Points of Convergence and Divergence Between High-Level (Leadership) and Ground-Level (Extension Professionals) AI Perspectives
The comparison between leadership-level findings and workforce-level experiences reveals a system that is broadly aligned on long-term goals, but divided in how AI adoption is currently being experienced in practice. While leadership perspectives emphasize strategy, infrastructure, and future potential, Extension professionals describe a present-state experience characterized by uncertainty, constraint, and ethical tension.
Points of Convergence
The areas of alignment indicate a shared understanding of the foundational requirements for a successful AI transition:
- Demand for Institutional Guidance: Both leadership and workforce participants identify a critical gap in formal structure, policy, and direction. There is mutual agreement that moving from ad hoc experimentation to coordinated institutional strategy is essential.
- Maintaining Public Trust: Across both groups, trust is recognized as the system’s most critical asset. There is consensus that trust is grounded not in the technology itself, but in the transparency and accountability of the human educators who validate and deliver information.

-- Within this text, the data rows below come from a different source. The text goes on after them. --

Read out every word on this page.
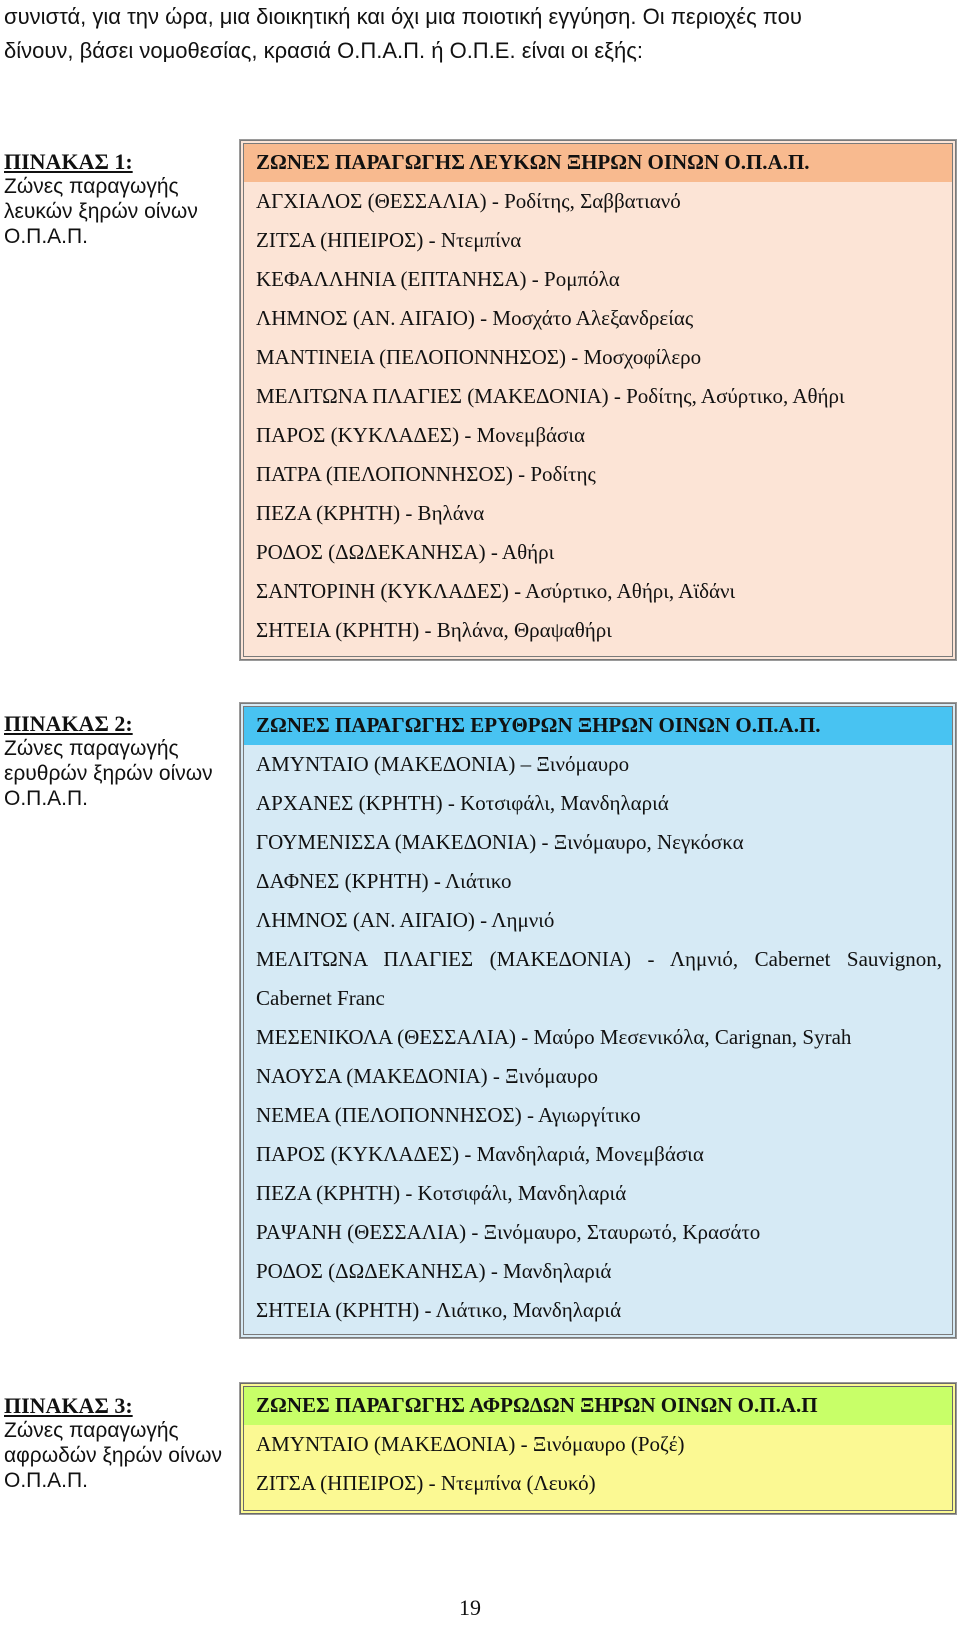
συνιστά, για την ώρα, μια διοικητική και όχι μια ποιοτική εγγύηση. Οι περιοχές που

δίνουν, βάσει νομοθεσίας, κρασιά Ο.Π.Α.Π. ή Ο.Π.Ε. είναι οι εξής:

ΠΙΝΑΚΑΣ 1:
Ζώνες παραγωγής
λευκών ξηρών οίνων
Ο.Π.Α.Π.
ΖΩΝΕΣ ΠΑΡΑΓΩΓΗΣ ΛΕΥΚΩΝ ΞΗΡΩΝ ΟΙΝΩΝ Ο.Π.Α.Π.
ΑΓΧΙΑΛΟΣ (ΘΕΣΣΑΛΙΑ) - Ροδίτης, Σαββατιανό
ΖΙΤΣΑ (ΗΠΕΙΡΟΣ) - Ντεμπίνα
ΚΕΦΑΛΛΗΝΙΑ (ΕΠΤΑΝΗΣΑ) - Ρομπόλα
ΛΗΜΝΟΣ (ΑΝ. ΑΙΓΑΙΟ) - Μοσχάτο Αλεξανδρείας
ΜΑΝΤΙΝΕΙΑ (ΠΕΛΟΠΟΝΝΗΣΟΣ) - Μοσχοφίλερο
ΜΕΛΙΤΩΝΑ ΠΛΑΓΙΕΣ (ΜΑΚΕΔΟΝΙΑ) - Ροδίτης, Ασύρτικο, Αθήρι
ΠΑΡΟΣ (ΚΥΚΛΑΔΕΣ) - Μονεμβάσια
ΠΑΤΡΑ (ΠΕΛΟΠΟΝΝΗΣΟΣ) - Ροδίτης
ΠΕΖΑ (ΚΡΗΤΗ) - Βηλάνα
ΡΟΔΟΣ (ΔΩΔΕΚΑΝΗΣΑ) - Αθήρι
ΣΑΝΤΟΡΙΝΗ (ΚΥΚΛΑΔΕΣ) - Ασύρτικο, Αθήρι, Αϊδάνι
ΣΗΤΕΙΑ (ΚΡΗΤΗ) - Βηλάνα, Θραψαθήρι
ΠΙΝΑΚΑΣ 2:
Ζώνες παραγωγής
ερυθρών ξηρών οίνων
Ο.Π.Α.Π.
ΖΩΝΕΣ ΠΑΡΑΓΩΓΗΣ ΕΡΥΘΡΩΝ ΞΗΡΩΝ ΟΙΝΩΝ Ο.Π.Α.Π.
ΑΜΥΝΤΑΙΟ (ΜΑΚΕΔΟΝΙΑ) – Ξινόμαυρο
ΑΡΧΑΝΕΣ (ΚΡΗΤΗ) - Κοτσιφάλι, Μανδηλαριά
ΓΟΥΜΕΝΙΣΣΑ (ΜΑΚΕΔΟΝΙΑ) - Ξινόμαυρο, Νεγκόσκα
ΔΑΦΝΕΣ (ΚΡΗΤΗ) - Λιάτικο
ΛΗΜΝΟΣ (ΑΝ. ΑΙΓΑΙΟ) - Λημνιό
ΜΕΛΙΤΩΝΑ ΠΛΑΓΙΕΣ (ΜΑΚΕΔΟΝΙΑ) - Λημνιό, Cabernet Sauvignon,
Cabernet Franc
ΜΕΣΕΝΙΚΟΛΑ (ΘΕΣΣΑΛΙΑ) - Μαύρο Μεσενικόλα, Carignan, Syrah
ΝΑΟΥΣΑ (ΜΑΚΕΔΟΝΙΑ) - Ξινόμαυρο
ΝΕΜΕΑ (ΠΕΛΟΠΟΝΝΗΣΟΣ) - Αγιωργίτικο
ΠΑΡΟΣ (ΚΥΚΛΑΔΕΣ) - Μανδηλαριά, Μονεμβάσια
ΠΕΖΑ (ΚΡΗΤΗ) - Κοτσιφάλι, Μανδηλαριά
ΡΑΨΑΝΗ (ΘΕΣΣΑΛΙΑ) - Ξινόμαυρο, Σταυρωτό, Κρασάτο
ΡΟΔΟΣ (ΔΩΔΕΚΑΝΗΣΑ) - Μανδηλαριά
ΣΗΤΕΙΑ (ΚΡΗΤΗ) - Λιάτικο, Μανδηλαριά
ΠΙΝΑΚΑΣ 3:
Ζώνες παραγωγής
αφρωδών ξηρών οίνων
Ο.Π.Α.Π.
ΖΩΝΕΣ ΠΑΡΑΓΩΓΗΣ ΑΦΡΩΔΩΝ ΞΗΡΩΝ ΟΙΝΩΝ Ο.Π.Α.Π
ΑΜΥΝΤΑΙΟ (ΜΑΚΕΔΟΝΙΑ) - Ξινόμαυρο (Ροζέ)
ΖΙΤΣΑ (ΗΠΕΙΡΟΣ) - Ντεμπίνα (Λευκό)
19
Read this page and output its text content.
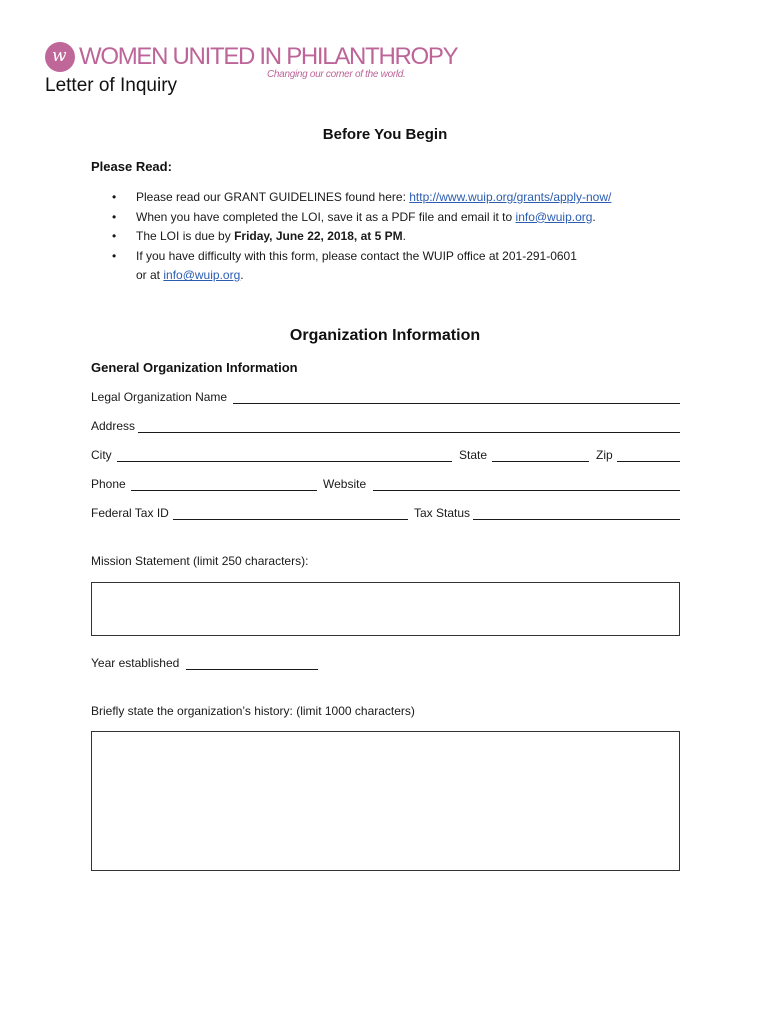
w WOMEN UNITED IN PHILANTHROPY
Changing our corner of the world.
Letter of Inquiry
Before You Begin
Please Read:
• Please read our GRANT GUIDELINES found here: http://www.wuip.org/grants/apply-now/
• When you have completed the LOI, save it as a PDF file and email it to info@wuip.org.
• The LOI is due by Friday, June 22, 2018, at 5 PM.
• If you have difficulty with this form, please contact the WUIP office at 201-291-0601
or at info@wuip.org.
Organization Information
General Organization Information
Legal Organization Name
Address
City	State	Zip
Phone	Website
Federal Tax ID	Tax Status
Mission Statement (limit 250 characters):
Year established
Briefly state the organization’s history: (limit 1000 characters)
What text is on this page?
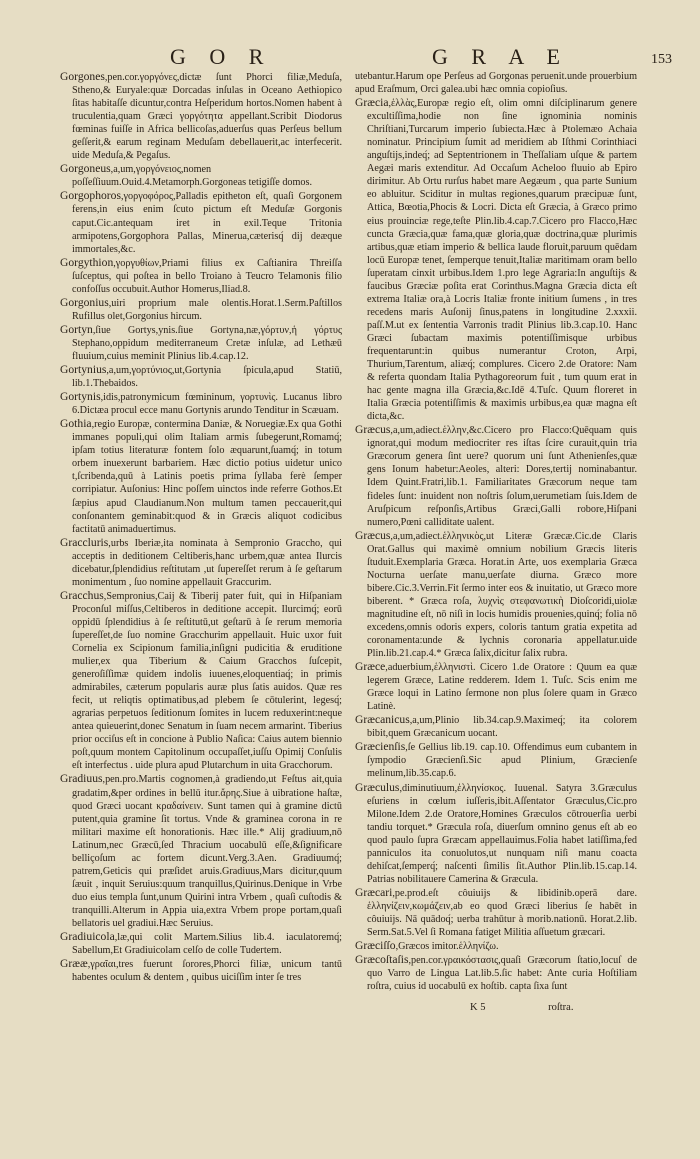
G O R	G R A E	153

Gorgones,pen.cor.γοργόνες,dictæ ſunt Phorci filiæ,Meduſa, Stheno,& Euryale:quæ Dorcadas inſulas in Oceano Aethiopico ſitas habitaſſe dicuntur,contra Heſperidum hortos.Nomen habent à truculentia,quam Græci γοργότητα appellant.Scribit Diodorus fœminas fuiſſe in Africa bellicoſas,aduerſus quas Perſeus bellum geſſerit,& earum reginam Meduſam debellauerit,ac interfecerit. uide Meduſa,& Pegaſus.

Gorgoneus,a,um,γοργόνειος,nomen poſſeſſiuum.Ouid.4.Metamorph.Gorgoneas tetigiſſe domos.

Gorgophoros,γοργοφόρος,Palladis epitheton eſt, quaſi Gorgonem ferens,in eius enim ſcuto pictum eſt Meduſæ Gorgonis caput.Cic.antequam iret in exil.Teque Tritonia armipotens,Gorgophora Pallas, Minerua,cæterisq́ dij deæque immortales,&c.

Gorgythion,γοργυθίων,Priami filius ex Caſtianira Threiſſa ſuſceptus, qui poſtea in bello Troiano à Teucro Telamonis filio confoſſus occubuit.Author Homerus,Iliad.8.

Gorgonius,uiri proprium male olentis.Horat.1.Serm.Paſtillos Rufillus olet,Gorgonius hircum.

Gortyn,ſiue Gortys,ynis.ſiue Gortyna,næ,γόρτυν,ἡ γόρτυς Stephano,oppidum mediterraneum Cretæ inſulæ, ad Lethæū fluuium,cuius meminit Plinius lib.4.cap.12.

Gortynius,a,um,γορτύνιος,ut,Gortynia ſpicula,apud Statiū, lib.1.Thebaidos.

Gortynis,idis,patronymicum fœmininum, γορτυνὶς. Lucanus libro 6.Dictæa procul ecce manu Gortynis arundo Tenditur in Scæuam.

Gothia,regio Europæ, contermina Daniæ, & Noruegiæ.Ex qua Gothi immanes populi,qui olim Italiam armis ſubegerunt,Romamq́; ipſam totius literaturæ fontem ſolo æquarunt,ſuamq́; in totum orbem inuexerunt barbariem. Hæc dictio potius uidetur unico t,ſcribenda,quū à Latinis poetis prima ſyllaba ferè ſemper corripiatur. Auſonius: Hinc poſſem uinctos inde referre Gothos.Et ſæpius apud Claudianum.Non multum tamen peccauerit,qui conſonantem geminabit:quod & in Græcis aliquot codicibus factitatū animaduertimus.

Graccluris,urbs Iberiæ,ita nominata à Sempronio Graccho, qui acceptis in deditionem Celtiberis,hanc urbem,quæ antea Ilurcis dicebatur,ſplendidius reſtitutam ,ut ſupereſſet rerum à ſe geſtarum monimentum , ſuo nomine appellauit Graccurim.

Gracchus,Sempronius,Caij & Tiberij pater fuit, qui in Hiſpaniam Proconſul miſſus,Celtiberos in deditione accepit. Ilurcimq́; eorū oppidū ſplendidius à ſe reſtitutū,ut geſtarū à ſe rerum memoria ſupereſſet,de ſuo nomine Gracchurim appellauit. Huic uxor fuit Cornelia ex Scipionum familia,inſigni pudicitia & eruditione mulier,ex qua Tiberium & Caium Gracchos ſuſcepit, generoſiſſimæ quidem indolis iuuenes,eloquentiaq́; in primis admirabiles, cæterum popularis auræ plus ſatis auidos. Quæ res fecit, ut reliqtis optimatibus,ad plebem ſe cōtulerint, legesq́; agrarias perpetuos ſeditionum ſomites in lucem reduxerint:neque antea quieuerint,donec Senatum in ſuam necem armarint. Tiberius prior occiſus eſt in concione à Publio Naſica: Caius autem biennio poſt,quum montem Capitolinum occupaſſet,iuſſu Opimij Conſulis eſt interfectus . uide plura apud Plutarchum in uita Gracchorum.

Gradiuus,pen.pro.Martis cognomen,à gradiendo,ut Feſtus ait,quia gradatim,&per ordines in bellū itur.ἄρης.Siue à uibratione haſtæ, quod Græci uocant κραδαίνειν. Sunt tamen qui à gramine dictū putent,quia gramine ſit tortus. Vnde & graminea corona in re militari maxime eſt honorationis. Hæc ille.* Alij gradiuum,nō Latinum,nec Græcū,ſed Thracium uocabulū eſſe,&ſignificare belliçoſum ac fortem dicunt.Verg.3.Aen. Gradiuumq́; patrem,Geticis qui præſidet aruis.Gradiuus,Mars dicitur,quum ſæuit , inquit Seruius:quum tranquillus,Quirinus.Denique in Vrbe duo eius templa ſunt,unum Quirini intra Vrbem , quaſi cuſtodis & tranquilli.Alterum in Appia uia,extra Vrbem prope portam,quaſi bellatoris uel gradiui.Hæc Seruius.

Gradiuicola,læ,qui colit Martem.Silius lib.4. iaculatoremq́; Sabellum,Et Gradiuicolam celſo de colle Tudertem.

Grææ,γραῖαι,tres fuerunt ſorores,Phorci filiæ, unicum tantū habentes oculum & dentem , quibus uiciſſim inter ſe tres

utebantur.Harum ope Perſeus ad Gorgonas peruenit.unde prouerbium apud Eraſmum, Orci galea.ubi hæc omnia copioſius.

Græcia,ἑλλὰς,Europæ regio eſt, olim omni diſciplinarum genere excultiſſima,hodie non ſine ignominia nominis Chriſtiani,Turcarum imperio ſubiecta.Hæc à Ptolemæo Achaia nominatur. Principium ſumit ad meridiem ab Iſthmi Corinthiaci anguſtijs,indeq́; ad Septentrionem in Theſſaliam uſque & partem Aegæi maris extenditur. Ad Occaſum Acheloo fluuio ab Epiro dirimitur. Ab Ortu rurſus habet mare Aegæum , qua parte Sunium eo abluitur. Sciditur in multas regiones,quarum præcipuæ ſunt, Attica, Bœotia,Phocis & Locri. Dicta eſt Græcia, à Græco primo eius prouinciæ rege,teſte Plin.lib.4.cap.7.Cicero pro Flacco,Hæc cuncta Græcia,quæ fama,quæ gloria,quæ doctrina,quæ plurimis artibus,quæ etiam imperio & bellica laude floruit,paruum quēdam locū Europæ tenet, ſemperque tenuit,Italiæ maritimam oram bello ſuperatam cinxit urbibus.Idem 1.pro lege Agraria:In anguſtijs & faucibus Græciæ poſita erat Corinthus.Magna Græcia dicta eſt extrema Italiæ ora,à Locris Italiæ fronte initium ſumens , in tres recedens maris Auſonij ſinus,patens in longitudine 2.xxxii. paſſ.M.ut ex ſententia Varronis tradit Plinius lib.3.cap.10. Hanc Græci ſubactam maximis potentiſſimisque urbibus frequentarunt:in quibus numerantur Croton, Arpi, Thurium,Tarentum, aliæq́; complures. Cicero 2.de Oratore: Nam & referta quondam Italia Pythagoreorum fuit , tum quum erat in hac gente magna illa Græcia,&c.Idē 4.Tuſc. Quum floreret in Italia Græcia potentiſſimis & maximis urbibus,ea quæ magna eſt dicta,&c.

Græcus,a,um,adiect.ἑλλην,&c.Cicero pro Flacco:Quēquam quis ignorat,qui modum mediocriter res iſtas ſcire curauit,quin tria Græcorum genera ſint uere? quorum uni ſunt Athenienſes,quæ gens Ionum habetur:Aeoles, alteri: Dores,tertij nominabantur. Idem Quint.Fratri,lib.1. Familiaritates Græcorum neque tam fideles ſunt: inuident non noſtris ſolum,uerumetiam ſuis.Idem de Aruſpicum reſponſis,Artibus Græci,Galli robore,Hiſpani numero,Pœni calliditate ualent.

Græcus,a,um,adiect.ἑλληνικὸς,ut Literæ Græcæ.Cic.de Claris Orat.Gallus qui maximè omnium nobilium Græcis literis ſtuduit.Exemplaria Græca. Horat.in Arte, uos exemplaria Græca Nocturna uerſate manu,uerſate diurna. Græco more bibere.Cic.3.Verrin.Fit ſermo inter eos & inuitatio, ut Græco more biberent. * Græca roſa, λυχνὶς στεφανωτικὴ Dioſcoridi,uiolæ magnitudine eſt, nō niſi in locis humidis prouenies,quinq́; folia nō excedens,omnis odoris expers, coloris tantum gratia expetita ad coronamenta:unde & lychnis coronaria appellatur.uide Plin.lib.21.cap.4.* Græca ſalix,dicitur ſalix rubra.

Græce,aduerbium,ἑλληνιστὶ. Cicero 1.de Oratore : Quum ea quæ legerem Græce, Latine redderem. Idem 1. Tuſc. Scis enim me Græce loqui in Latino ſermone non plus ſolere quam in Græco Latinè.

Græcanicus,a,um,Plinio lib.34.cap.9.Maximeq́; ita colorem bibit,quem Græcanicum uocant.

Græcienſis,ſe Gellius lib.19. cap.10. Offendimus eum cubantem in ſympodio Græcienſi.Sic apud Plinium, Græcienſe melinum,lib.35.cap.6.

Græculus,diminutiuum,ἑλληνίσκος. Iuuenal. Satyra 3.Græculus eſuriens in cœlum iuſſeris,ibit.Aſſentator Græculus,Cic.pro Milone.Idem 2.de Oratore,Homines Græculos cōtrouerſia uerbi tandiu torquet.* Græcula roſa, diuerſum omnino genus eſt ab eo quod paulo ſupra Græcam appellauimus.Folia habet latiſſima,fed panniculos ita conuolutos,ut nunquam niſi manu coacta dehiſcat,ſemperq́; naſcenti ſimilis ſit.Author Plin.lib.15.cap.14. Patrias nobilitauere Camerina & Græcula.

Græcari,pe.prod.eſt côuiuijs & libidinib.operā dare. ἑλληνίζειν,κωμάζειν,ab eo quod Græci liberius ſe habēt in côuiuijs. Nā quādoq́; uerba trahūtur à morib.nationū. Horat.2.lib. Serm.Sat.5.Vel ſi Romana fatiget Militia aſſuetum græcari.

Græciſſo,Græcos imitor.ἑλληνίζω.

Græcoſtaſis,pen.cor.γραικόστασις,quaſi Græcorum ſtatio,locuſ de quo Varro de Lingua Lat.lib.5.ſic habet: Ante curia Hoſtiliam roſtra, cuius id uocabulū ex hoſtib. capta ſixa ſunt

K 5	roſtra.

- Workforce Readiness Barriers: Both perspectives highlight the need for coordinated, national training programs. There is agreement that current self-directed learning approaches are insufficient and that tiered, structured professional development is necessary.
- Human-Centric Ethics: There is shared agreement that AI should augment, not replace, human expertise. Both groups support the development of a human-centered framework that ensures institutional values remain central to AI adoption.
Points of Divergence
The differences between leadership and workforce perspectives reveal a policy–implementation gap, where strategic vision has not yet translated into operational clarity:
- Administrative Efficiency vs. Verification Labor: Leadership views AI as a tool for improving efficiency and productivity. In contrast, professionals describe a “productivity paradox,” where time savings are offset by the need to verify and fact-check AI-generated content, often resulting in increased workload.
- Strategic Opportunity vs. Resigned Acceptance: While leadership sentiment is largely optimistic, workforce perspectives reflect a more cautious or resigned stance, with AI adoption often experienced as a source of pressure, uncertainty, or ethical concern rather than opportunity.
- Environmental-Mission Gap: A significant divergence emerges around environmental impact. Extension professionals identify a contradiction between AI’s resource demands and Extension’s role in promoting sustainability, a concern that is less prominent in leadership-level findings.
- Top-Down Strategy vs. Capacity Constraints: Leadership emphasizes training, infrastructure, and strategic investment. In contrast, professionals highlight a capacity crisis, where AI adoption is perceived as an additional burden without sufficient time, support, or adjustment to existing responsibilities.